How VSLAs can uplift people’s lives

Mary Khotiwa went from struggling to saving to successfully growing her business, showing how Village Savings and Loan Associations support a profitable smallholder sector.

VSLAs increase incomes – the case of tea farmer Mary Khotiwa                                 

Mary Khotiva is 42 years old and is a widow. Since her husband passed away four years ago, Mary has been struggling to take care of her three children. She used to work as a tea plucker but was laid off by the estate company. After this, life became extremely hard as she had no means of survival.

Mary’s fortunes began to change when her uncle decided to give her one of his tea farms to support her family.

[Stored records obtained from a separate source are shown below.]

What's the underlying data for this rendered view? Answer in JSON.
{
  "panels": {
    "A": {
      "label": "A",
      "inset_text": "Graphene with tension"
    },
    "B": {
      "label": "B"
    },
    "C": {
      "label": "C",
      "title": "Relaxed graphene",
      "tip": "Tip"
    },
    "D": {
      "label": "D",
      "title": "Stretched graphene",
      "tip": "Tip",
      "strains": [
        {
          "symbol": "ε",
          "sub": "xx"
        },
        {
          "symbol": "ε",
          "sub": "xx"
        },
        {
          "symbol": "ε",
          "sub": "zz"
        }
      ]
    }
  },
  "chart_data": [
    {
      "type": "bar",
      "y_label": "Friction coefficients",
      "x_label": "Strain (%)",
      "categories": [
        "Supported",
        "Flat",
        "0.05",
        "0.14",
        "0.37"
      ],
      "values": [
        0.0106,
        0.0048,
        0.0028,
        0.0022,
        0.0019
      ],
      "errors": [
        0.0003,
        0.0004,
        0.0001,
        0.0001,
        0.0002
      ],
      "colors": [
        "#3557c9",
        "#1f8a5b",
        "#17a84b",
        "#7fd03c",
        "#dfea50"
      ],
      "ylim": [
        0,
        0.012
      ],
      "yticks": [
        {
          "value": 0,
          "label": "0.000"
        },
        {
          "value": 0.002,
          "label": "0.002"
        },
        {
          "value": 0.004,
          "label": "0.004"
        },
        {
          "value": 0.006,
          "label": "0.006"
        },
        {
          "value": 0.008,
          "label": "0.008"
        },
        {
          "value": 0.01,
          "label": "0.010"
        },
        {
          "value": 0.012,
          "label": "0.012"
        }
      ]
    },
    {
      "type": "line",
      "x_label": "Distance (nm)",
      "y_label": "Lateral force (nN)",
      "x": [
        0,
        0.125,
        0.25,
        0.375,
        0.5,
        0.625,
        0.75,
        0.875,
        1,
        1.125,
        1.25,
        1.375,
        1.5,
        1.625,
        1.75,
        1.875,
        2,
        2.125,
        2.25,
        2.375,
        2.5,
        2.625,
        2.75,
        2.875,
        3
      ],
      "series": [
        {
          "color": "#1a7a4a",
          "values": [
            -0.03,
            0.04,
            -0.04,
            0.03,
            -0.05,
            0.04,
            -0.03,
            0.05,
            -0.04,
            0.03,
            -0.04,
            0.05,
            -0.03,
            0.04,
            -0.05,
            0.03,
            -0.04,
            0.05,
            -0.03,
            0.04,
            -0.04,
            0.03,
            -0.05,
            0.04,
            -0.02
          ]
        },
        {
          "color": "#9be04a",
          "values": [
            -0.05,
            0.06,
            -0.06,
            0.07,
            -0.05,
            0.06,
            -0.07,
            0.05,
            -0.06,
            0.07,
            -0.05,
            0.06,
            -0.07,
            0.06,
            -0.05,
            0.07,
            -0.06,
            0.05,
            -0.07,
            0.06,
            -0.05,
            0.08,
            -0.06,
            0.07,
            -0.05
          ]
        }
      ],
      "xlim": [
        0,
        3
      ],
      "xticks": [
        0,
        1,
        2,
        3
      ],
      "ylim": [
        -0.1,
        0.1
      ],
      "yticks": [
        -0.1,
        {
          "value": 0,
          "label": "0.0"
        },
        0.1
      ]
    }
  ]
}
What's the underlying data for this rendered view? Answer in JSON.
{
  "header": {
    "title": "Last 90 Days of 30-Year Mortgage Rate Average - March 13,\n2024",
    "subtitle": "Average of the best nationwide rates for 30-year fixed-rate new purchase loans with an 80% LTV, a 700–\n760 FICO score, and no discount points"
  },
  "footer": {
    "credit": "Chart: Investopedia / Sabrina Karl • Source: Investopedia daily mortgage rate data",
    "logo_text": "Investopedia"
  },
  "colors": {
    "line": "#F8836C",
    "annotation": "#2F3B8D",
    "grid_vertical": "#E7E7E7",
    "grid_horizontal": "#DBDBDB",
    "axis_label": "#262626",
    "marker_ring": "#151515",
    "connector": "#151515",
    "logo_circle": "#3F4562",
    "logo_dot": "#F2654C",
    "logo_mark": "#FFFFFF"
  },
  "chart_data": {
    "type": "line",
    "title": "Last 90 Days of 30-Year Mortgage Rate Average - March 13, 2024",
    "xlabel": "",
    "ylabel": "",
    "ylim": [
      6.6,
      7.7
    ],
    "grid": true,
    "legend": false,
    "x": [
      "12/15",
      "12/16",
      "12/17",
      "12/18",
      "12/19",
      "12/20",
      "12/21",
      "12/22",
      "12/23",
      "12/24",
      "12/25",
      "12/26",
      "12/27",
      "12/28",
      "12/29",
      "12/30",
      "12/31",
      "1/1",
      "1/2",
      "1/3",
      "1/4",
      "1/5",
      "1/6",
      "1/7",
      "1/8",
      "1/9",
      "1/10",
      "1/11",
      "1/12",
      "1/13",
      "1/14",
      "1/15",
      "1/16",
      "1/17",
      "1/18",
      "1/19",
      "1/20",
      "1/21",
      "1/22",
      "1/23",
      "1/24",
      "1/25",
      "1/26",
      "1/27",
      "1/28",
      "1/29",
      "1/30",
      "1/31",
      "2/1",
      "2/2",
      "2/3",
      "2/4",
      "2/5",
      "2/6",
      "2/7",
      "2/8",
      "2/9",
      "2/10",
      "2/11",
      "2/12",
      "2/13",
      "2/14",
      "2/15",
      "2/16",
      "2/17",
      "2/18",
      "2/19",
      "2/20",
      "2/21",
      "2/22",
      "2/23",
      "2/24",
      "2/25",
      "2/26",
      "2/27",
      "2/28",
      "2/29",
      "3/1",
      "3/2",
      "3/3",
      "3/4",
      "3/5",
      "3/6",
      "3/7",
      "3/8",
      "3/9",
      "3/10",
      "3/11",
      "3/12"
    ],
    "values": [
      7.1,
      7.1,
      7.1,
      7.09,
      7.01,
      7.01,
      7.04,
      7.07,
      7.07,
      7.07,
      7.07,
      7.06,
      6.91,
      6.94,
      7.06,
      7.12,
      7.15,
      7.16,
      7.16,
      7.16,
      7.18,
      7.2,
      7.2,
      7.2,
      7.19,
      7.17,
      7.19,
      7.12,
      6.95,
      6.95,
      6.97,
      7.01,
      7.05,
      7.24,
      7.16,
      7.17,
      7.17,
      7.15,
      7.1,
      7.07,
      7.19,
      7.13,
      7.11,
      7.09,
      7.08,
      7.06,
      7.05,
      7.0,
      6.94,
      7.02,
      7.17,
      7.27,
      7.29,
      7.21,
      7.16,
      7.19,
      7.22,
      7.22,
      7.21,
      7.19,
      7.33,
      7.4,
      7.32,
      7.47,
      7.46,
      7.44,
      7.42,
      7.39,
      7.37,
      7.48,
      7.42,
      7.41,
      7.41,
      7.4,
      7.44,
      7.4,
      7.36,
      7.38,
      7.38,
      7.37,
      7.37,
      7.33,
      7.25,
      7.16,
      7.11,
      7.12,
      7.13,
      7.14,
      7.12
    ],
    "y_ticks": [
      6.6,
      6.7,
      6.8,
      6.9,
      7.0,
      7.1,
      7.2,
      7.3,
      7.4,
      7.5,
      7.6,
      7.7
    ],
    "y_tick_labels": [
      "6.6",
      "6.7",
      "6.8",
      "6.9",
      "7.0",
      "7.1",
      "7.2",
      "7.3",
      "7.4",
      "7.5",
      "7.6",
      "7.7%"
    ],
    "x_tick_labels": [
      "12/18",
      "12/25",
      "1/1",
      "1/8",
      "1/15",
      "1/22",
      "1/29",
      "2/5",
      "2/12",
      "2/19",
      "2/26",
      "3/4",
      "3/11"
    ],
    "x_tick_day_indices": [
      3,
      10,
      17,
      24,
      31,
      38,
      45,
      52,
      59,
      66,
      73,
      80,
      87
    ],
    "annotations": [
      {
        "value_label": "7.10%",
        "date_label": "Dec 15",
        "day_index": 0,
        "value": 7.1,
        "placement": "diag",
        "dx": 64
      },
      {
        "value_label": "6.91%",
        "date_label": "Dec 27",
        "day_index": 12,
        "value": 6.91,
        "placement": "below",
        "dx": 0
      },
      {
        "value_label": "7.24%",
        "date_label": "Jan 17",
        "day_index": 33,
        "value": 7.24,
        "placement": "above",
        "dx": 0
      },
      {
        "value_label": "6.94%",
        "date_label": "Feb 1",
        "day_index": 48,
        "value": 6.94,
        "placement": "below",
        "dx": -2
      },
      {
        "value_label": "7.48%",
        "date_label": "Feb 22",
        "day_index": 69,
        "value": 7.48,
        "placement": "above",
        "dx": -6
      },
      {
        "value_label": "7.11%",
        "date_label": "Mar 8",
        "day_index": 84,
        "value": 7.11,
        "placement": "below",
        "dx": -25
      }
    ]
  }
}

Since then she has worked hard to take care of the farm and is now a registered smallholder tea farmer under Thuchila Tea Association.

VSLA: Mary at the bottom left with her VSLA group members during a share out ceremony [Credit: ETP]
After attending a community mobilisation meeting conducted by the Ethical Tea Partnership (ETP) in 2017, Mary decided to join a local Village Savings and Loan Association (VSLA) group, which had been running since 2016 and so already well established. She started saving money, but at first was unable to take out loans as she was not able to make the required repayments for lack of an additional business other than tea.

When Mary was chosen by her group to attend ETP’s entrepreneurship training, she learnt how to start a business from scratch, manage it, and gradually grow it. Soon after attending the training, she decided to borrow MKW 40,000 (USD 52) from her group to start a business — selling vegetables and cassava. After a month, Mary made MKW 35,000 (USD 46) in profit, which allowed her to successfully repay her loan. Her business is still growing and is providing her with crucial additional income with which she is able to support her family.

The first time her VSLA shared out their dividends at the end of the savings cycle, Mary received MKW 166,000 (USD 219). With this money she was able to buy 10 bags of maize, cooking oil, soap, sugar and salt. She also bought three bags of cement to upgrade the floor of her house. When asked whether she would recommend other farmers to join VSLAs, she answered: “Yes, I am now able to provide for all my family’s basic needs. More farmers and workers should join VSLAs to uplift their lives.” Mary has now also planted fruit trees around her compound and purchased a fuel-efficient cookstove from a local production group.